Em 1991, esquerdopatas da pior estirpe reunidos na cidade do México, criaram o nefando Foro de São Paulo com o objetivo de implantar o comunismo em todo o continente e a partir de 1994, as eleições brasileiras são feitas por meio eletrônico sem emissão de comprovante que assegure a lisura do pleito. Nesta década, aposentei e vi nascerem minhas duas netas.

Em 2000, mudamos ao mesmo tempo de milênio, de centenário e de década, mas as esperanças de melhorias se morreram como das outras vezes, porque não mudamos nossa maneira de agir e para desgraça geral, em 2002 na disputa pela presidência por dois esquerdistas o país foi entregue ao comunista apedeuta que se orgulha de nunca ter lido um livro.
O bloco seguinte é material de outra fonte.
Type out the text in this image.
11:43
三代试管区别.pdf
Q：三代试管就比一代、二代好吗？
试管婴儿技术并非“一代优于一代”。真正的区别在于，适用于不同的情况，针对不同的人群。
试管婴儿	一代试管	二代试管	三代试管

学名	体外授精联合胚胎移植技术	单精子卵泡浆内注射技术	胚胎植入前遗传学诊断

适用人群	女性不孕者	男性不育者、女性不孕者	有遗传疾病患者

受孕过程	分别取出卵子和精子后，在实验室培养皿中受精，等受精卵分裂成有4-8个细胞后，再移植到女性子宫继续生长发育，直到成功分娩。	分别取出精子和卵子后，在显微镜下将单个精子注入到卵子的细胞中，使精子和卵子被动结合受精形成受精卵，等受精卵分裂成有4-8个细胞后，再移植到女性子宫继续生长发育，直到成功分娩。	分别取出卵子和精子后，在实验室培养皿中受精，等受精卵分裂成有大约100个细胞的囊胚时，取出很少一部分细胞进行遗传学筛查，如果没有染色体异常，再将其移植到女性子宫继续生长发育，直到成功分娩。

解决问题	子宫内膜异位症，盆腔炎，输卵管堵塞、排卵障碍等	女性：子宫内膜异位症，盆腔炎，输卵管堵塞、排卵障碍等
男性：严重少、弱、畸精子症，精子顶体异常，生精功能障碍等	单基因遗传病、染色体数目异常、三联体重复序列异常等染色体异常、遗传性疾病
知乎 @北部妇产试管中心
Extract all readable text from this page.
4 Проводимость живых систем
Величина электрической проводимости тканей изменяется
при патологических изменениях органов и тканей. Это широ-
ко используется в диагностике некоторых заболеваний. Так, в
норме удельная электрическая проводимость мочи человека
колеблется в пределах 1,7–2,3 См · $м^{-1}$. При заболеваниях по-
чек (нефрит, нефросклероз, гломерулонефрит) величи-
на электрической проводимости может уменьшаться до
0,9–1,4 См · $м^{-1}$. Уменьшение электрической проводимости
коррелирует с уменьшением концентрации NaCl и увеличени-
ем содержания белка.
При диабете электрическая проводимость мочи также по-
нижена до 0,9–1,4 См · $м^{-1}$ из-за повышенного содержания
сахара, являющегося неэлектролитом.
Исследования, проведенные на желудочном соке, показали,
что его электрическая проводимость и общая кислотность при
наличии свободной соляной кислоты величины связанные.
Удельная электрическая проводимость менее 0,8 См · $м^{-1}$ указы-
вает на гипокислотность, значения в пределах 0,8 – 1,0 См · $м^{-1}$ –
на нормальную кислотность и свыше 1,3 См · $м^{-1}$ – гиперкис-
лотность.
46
Fiz vestibular e entrei na UFRPE (curso de Ciências Biológicas), dessa vez apenas para realizar o antigo desejo de possuir diploma em terceiro grau, porque com quase sessenta anos, já estava morto para o mercado de trabalho.

Fui escolhido pelos colegas como orador da turma e o meu TCC sobre Comportamento Animal já foi citado nas referências bibliográficas de Dissertações de Mestrado das UFPE e UFMA. Depois de diplomado, tive a honra de ser membro de três bancas examinadoras e de ser coorientador em duas monografias.

Durante o curso, dentro de laboratórios, no campo ou em bibliotecas, estudei as Ciências Biológicas e da Natureza inanimada. Por fora dele estudei Sociologia, Literatura, Filosofia geral e das Religiões, participei do Núcleo Interdisciplinar de Estudos sobre o Imaginário ligado à pós-graduação em Antropologia da UFPE.

Em 2008, fiz a inscrição no Recanto das Letras onde tenho publicados mais de mil e quinhentos textos, os quais se impressos e considerando a média usual de 30 textos por volume, dariam 50 livros e graças ao inusitado número de leitores, coloquei na prateleira dos descartados a ideia de publicar o que escrevo, porque jamais atingiria tal público e como sabiamente dizia um colega de saraus, “a ilusão de publicar livros, geralmente, se transforma em prejuízo financeiro”.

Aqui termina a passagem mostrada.